El INEGI destaca que, de los 5 millones de personas que se identifican como LGBT+ en México, el 81.8 % lo hace por su orientación sexual, el 7.6 % por su identidad de género y el 10.6 % por ambas razones.

Dentro de este grupo, el 51.7 % se identifica como bisexual, mientras que el 34.8 % corresponde a personas transgénero o transexuales.
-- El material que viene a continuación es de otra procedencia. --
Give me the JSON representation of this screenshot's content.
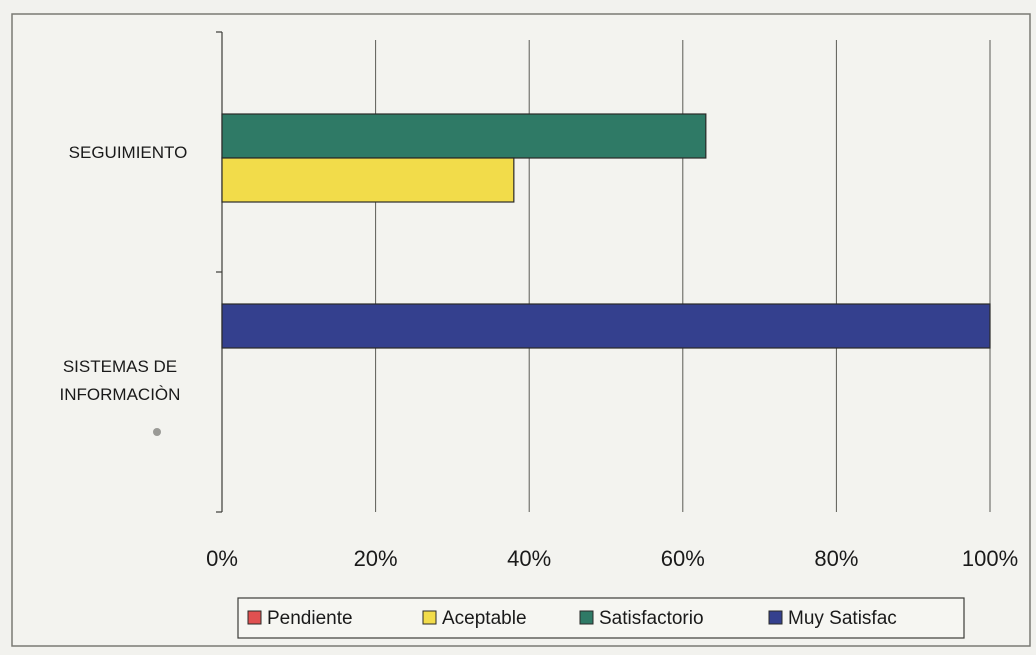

Estos datos subrayan la diversidad dentro de la comunidad y la necesidad de políticas públicas inclusivas que respondan a sus realidades específicas.
Para saldar esta deuda histórica, se han planteado diversas acciones, como el reconocimiento oficial del daño causado, la formación obligatoria en diversidad sexual y de género para el personal de salud, y la creación de protocolos inclusivos en instituciones como el IMSS, ISSSTE o la Cofepris.
Además, se propone garantizar atención gratuita y accesible en áreas como hormonización, cirugías de afirmación de género, salud sexual y mental, así como fomentar la participación comunitaria en la elaboración de políticas públicas.
Aunque organizaciones civiles y activistas han impulsado cambios significativos, el camino hacia una atención médica inclusiva y libre de discriminación sigue siendo largo.
La deuda histórica del sistema de salud con la comunidad LGBT+ no solo refleja omisiones pasadas, sino también la necesidad de transformar las estructuras actuales para garantizar el respeto y la dignidad de todas las personas.